Bu kez kafamı duvarlara vurmadım. Liste okunurken sinirlerim gerilmedi, saçlarım dikelmedi.

Herşey beklendiği gibi sonuçlandı. Hatta törenden günler önce internete sızdığı söylenen 'kazananlar listesi'nin gerçeğe yakın sonuçlar içerdiğini gördük.

İlk defa hiçbir fikrim olmadan seyrettiğim bir film Oscar aldı. 'Slumdog Millionaire'i evde kendi keşfimizmiş gibi seyretmiştik. Benjamin Button'ın karşısında görmezden gelinir diye düşümüştüm.

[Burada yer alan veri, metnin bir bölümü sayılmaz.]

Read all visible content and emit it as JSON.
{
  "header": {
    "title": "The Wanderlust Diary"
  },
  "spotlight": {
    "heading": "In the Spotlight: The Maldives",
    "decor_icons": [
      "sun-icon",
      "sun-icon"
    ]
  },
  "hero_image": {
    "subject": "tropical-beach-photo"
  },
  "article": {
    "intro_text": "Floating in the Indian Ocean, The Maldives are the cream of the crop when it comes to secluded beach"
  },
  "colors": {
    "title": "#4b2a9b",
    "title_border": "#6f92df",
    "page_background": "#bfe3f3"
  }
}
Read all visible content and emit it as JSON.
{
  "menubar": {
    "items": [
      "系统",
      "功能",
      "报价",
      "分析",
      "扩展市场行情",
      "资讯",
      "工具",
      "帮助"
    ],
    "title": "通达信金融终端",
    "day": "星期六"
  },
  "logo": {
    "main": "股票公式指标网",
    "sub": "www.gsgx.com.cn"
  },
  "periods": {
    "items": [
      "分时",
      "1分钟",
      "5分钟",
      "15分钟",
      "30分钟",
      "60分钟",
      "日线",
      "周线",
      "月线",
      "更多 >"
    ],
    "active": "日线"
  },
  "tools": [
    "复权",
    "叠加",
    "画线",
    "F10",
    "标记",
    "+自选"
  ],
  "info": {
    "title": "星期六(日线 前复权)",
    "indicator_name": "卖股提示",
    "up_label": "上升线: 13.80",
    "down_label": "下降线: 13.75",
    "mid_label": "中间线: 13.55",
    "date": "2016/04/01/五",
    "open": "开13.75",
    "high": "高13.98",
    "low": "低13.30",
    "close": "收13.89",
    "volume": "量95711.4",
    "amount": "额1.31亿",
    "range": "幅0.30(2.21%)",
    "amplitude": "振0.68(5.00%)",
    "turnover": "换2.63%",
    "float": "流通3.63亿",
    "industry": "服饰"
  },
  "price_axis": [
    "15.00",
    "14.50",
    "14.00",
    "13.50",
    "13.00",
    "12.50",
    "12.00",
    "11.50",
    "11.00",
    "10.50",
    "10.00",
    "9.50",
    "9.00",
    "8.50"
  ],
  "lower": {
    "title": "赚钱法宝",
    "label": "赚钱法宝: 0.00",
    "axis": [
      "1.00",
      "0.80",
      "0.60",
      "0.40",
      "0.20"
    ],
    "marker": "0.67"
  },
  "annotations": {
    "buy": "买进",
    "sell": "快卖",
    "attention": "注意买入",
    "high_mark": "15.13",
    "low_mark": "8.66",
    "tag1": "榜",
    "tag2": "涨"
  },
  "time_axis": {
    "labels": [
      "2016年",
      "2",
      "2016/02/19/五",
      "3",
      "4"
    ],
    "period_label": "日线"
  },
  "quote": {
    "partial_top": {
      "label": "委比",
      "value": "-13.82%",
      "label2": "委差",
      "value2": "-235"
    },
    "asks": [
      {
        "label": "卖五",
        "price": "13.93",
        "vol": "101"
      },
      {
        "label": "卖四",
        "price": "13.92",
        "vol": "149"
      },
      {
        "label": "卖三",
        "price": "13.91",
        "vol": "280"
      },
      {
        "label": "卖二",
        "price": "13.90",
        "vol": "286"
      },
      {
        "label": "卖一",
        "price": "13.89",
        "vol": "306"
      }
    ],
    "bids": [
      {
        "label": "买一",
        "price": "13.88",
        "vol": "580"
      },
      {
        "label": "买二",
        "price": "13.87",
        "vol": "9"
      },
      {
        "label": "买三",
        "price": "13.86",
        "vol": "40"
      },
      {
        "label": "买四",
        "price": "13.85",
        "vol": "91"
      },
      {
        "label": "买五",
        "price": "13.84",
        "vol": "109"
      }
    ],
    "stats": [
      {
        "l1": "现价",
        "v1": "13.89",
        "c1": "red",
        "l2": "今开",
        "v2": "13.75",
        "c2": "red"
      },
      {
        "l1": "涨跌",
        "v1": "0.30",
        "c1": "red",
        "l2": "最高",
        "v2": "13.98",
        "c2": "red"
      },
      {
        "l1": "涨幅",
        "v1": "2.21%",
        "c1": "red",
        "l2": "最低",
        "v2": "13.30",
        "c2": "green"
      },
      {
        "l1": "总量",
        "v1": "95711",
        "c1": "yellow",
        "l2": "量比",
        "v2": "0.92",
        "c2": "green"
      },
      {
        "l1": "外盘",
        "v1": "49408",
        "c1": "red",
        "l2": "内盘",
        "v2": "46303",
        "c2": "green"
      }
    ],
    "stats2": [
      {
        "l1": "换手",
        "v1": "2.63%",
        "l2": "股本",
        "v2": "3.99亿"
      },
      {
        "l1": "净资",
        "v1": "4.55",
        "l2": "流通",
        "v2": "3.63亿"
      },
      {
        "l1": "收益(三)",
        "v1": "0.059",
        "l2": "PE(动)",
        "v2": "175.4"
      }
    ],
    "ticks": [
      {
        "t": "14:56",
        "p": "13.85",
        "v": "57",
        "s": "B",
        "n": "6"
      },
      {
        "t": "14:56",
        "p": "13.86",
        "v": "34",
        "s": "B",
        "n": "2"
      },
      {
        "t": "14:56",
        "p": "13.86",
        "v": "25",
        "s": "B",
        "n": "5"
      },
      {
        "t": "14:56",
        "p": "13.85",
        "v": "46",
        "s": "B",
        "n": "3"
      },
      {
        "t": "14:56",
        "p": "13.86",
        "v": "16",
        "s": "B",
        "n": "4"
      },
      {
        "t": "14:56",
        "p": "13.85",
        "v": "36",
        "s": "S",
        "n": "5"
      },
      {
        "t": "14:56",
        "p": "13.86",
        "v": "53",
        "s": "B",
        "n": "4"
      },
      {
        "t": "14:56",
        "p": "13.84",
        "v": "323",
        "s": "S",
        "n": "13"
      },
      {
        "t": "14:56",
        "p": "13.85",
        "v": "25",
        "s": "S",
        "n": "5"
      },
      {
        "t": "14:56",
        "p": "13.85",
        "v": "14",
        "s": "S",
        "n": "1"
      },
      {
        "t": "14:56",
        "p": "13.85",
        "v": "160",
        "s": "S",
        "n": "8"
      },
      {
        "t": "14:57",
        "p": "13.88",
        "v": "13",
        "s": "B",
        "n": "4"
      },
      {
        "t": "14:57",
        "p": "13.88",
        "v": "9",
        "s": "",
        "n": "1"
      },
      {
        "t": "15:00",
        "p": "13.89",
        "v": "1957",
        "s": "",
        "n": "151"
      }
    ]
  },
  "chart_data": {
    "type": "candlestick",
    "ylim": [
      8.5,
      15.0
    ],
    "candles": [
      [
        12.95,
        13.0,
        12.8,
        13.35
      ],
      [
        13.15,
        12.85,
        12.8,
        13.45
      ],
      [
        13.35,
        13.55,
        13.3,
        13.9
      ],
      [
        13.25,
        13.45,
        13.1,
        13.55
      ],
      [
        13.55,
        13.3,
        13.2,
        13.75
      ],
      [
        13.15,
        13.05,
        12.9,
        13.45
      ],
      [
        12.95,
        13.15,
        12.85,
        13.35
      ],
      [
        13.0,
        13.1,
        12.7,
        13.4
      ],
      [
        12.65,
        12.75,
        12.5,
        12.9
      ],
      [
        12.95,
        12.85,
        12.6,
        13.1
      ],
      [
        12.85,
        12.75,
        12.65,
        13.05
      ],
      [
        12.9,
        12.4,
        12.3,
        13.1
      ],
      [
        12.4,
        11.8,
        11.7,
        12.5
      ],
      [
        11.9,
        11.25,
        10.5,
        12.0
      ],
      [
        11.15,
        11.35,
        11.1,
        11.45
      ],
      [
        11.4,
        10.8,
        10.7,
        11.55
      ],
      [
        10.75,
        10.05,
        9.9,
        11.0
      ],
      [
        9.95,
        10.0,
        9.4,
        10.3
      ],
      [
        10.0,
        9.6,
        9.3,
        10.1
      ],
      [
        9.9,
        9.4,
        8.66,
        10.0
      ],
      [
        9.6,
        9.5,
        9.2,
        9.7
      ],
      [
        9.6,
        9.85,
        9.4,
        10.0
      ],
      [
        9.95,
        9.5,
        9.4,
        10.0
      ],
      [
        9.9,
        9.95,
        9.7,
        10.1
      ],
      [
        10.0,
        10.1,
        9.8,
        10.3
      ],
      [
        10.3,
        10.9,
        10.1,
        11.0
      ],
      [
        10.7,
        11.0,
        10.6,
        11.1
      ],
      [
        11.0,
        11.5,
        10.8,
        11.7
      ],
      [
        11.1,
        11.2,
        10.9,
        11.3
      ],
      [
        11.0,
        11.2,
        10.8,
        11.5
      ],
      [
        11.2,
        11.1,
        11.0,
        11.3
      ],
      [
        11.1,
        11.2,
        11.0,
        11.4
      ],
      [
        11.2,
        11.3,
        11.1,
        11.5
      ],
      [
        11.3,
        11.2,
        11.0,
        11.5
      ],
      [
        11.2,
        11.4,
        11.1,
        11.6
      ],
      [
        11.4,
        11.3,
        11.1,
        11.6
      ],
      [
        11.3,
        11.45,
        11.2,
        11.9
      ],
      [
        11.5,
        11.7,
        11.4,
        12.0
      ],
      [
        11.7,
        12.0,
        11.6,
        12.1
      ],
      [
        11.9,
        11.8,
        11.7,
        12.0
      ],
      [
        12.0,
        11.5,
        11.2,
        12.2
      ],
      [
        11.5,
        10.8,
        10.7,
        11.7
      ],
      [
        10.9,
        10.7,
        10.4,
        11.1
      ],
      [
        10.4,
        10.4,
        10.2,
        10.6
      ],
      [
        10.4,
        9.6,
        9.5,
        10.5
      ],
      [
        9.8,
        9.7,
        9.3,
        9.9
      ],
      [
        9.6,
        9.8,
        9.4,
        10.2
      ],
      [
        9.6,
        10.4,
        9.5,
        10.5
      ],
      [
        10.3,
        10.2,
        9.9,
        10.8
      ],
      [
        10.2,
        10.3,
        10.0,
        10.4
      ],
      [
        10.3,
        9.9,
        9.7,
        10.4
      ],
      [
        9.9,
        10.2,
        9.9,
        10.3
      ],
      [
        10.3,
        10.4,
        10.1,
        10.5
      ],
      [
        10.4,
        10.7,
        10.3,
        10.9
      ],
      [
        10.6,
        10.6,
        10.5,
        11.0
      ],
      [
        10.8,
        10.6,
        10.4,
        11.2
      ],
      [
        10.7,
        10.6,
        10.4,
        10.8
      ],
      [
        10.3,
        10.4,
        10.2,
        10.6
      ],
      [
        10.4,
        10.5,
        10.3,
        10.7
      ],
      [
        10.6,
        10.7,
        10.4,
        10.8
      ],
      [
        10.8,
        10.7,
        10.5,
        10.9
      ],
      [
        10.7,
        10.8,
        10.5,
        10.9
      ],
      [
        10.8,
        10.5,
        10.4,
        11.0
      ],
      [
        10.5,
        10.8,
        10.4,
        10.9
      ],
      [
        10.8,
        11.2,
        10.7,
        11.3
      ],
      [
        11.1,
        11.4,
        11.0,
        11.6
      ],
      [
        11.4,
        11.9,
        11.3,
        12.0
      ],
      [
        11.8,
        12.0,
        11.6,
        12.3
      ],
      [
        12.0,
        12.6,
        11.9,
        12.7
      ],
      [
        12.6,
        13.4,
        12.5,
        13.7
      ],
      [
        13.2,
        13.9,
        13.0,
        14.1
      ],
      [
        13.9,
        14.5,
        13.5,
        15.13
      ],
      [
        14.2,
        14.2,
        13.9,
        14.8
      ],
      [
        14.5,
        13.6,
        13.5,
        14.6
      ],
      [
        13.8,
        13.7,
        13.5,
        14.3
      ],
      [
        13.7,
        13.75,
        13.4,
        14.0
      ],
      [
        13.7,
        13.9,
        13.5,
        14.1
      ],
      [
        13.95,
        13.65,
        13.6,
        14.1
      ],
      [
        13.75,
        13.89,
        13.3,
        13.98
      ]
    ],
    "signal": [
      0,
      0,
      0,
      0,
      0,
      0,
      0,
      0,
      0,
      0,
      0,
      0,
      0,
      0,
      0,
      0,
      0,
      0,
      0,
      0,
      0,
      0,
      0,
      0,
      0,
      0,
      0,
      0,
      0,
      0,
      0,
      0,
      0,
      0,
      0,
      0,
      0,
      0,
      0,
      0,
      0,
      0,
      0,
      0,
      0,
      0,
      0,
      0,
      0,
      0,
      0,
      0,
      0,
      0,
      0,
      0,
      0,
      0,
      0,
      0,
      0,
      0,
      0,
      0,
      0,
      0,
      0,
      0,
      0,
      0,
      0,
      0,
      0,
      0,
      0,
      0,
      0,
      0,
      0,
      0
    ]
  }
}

Ama olması gereken oldu ve heykelcik(ler) 'fakir ama gururlu' gence gitti.

Kate Winslet de The Reader da çok başarılıydı. Tüm bu süreçte, hep göz önündeydi. Oscar'a giden yolda verdiği demeçler, pozlar, duruşu ve beyaz perdede devleşerek yeniden doğuşu gönlümdeki yerini biraz değiştirdi. Apaçık hırslıydı.



Bu yıl ki törenlerde beni en çok heyecanlandıran- burada da belirttiğim gibi- 'En İyi Yardımcı Erkek Oyuncu' Oscar'ının hangi isme verileceği konusuydu.

Gönlümden geçen oldu. Batman'in gelmiş geçmiş en başarılı Joker'i Heath Ledger ölümünden sonra ödülün sahibi oldu.


Ve tabiki Penelope Cruz da benim favorimdi. Bu yazıda da belirttiğim gibi Cruz, 'Vicky Cristina Barcelona'da iyi iş çıkardı. Filmle birlikte gözümdeki yeri tamamen değişti.


Kendi adıma mutlu sonla biten bu heyecanlı maratonun galipleri, izlenmeyi hak ediyorlar açıkçası.